De estructura y funcionamiento considerados simples, el motor de inducción trifásico está compuesto básicamente por un rotor (parte móvil del motor) y un estator (parte fija) que funcionan de forma simultánea, además de un espacio entre estas dos estructuras —que recibe el nombre de entrehierro. Tanto rotor como estator están compuestos por finas chapas de acero magnético en forma de anillo, que son tratadas de forma que se reduzcan las pérdidas del campo magnético.
El estator se mantiene fijo a la carcasa del motor, y tiene por función conducir la energía y transformarla en eléctrica. El rotor, por su parte, es una estructura que gira en torno a su propio eje, produciendo movimiento de rotación y energía.
Las estructuras del rotor y del estator están montadas a partir de un eje en común, por donde pasa un enrollamiento trifásico que permite el paso del flujo magnético que, a su vez, forma tres circuitos simétricos interconectados. El resultado es una interconexión en forma de estrella o en triángulo.

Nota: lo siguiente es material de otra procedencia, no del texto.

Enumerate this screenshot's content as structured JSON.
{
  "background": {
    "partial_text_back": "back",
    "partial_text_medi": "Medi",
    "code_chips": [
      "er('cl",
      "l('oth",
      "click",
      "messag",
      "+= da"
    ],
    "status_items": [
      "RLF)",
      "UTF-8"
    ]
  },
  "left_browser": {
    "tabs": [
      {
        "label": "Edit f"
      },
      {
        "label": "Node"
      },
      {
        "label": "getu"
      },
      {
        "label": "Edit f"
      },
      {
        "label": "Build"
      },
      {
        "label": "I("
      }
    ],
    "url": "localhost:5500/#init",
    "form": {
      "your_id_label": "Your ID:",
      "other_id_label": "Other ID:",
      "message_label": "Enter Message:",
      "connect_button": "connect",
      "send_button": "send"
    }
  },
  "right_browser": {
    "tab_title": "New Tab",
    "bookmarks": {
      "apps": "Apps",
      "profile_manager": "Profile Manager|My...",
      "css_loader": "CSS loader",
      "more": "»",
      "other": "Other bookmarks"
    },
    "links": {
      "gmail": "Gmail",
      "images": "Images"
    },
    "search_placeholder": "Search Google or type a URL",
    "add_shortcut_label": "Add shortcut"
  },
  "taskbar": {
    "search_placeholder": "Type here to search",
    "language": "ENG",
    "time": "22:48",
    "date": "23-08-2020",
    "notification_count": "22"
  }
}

Tipos de motores trifásicos
Los motores trifásicos pueden ser asíncronos o síncronos. Los modelos asíncronos son fabricados en diferentes potencias y velocidades para atender a las tensiones estandarizadas de la red eléctrica: 220V, 380V, 440V o 760V. Este tipo de motor es el más empleado en industrias, y ofrecen mejores condiciones de operación que los motores monofásicos —que necesitan ayuda en el arranque.
Los motores trifásicos síncronos son máquinas que promueven la transformación de la energía eléctrica recibida en energía mecánica para mover determinado motor o maquinaria.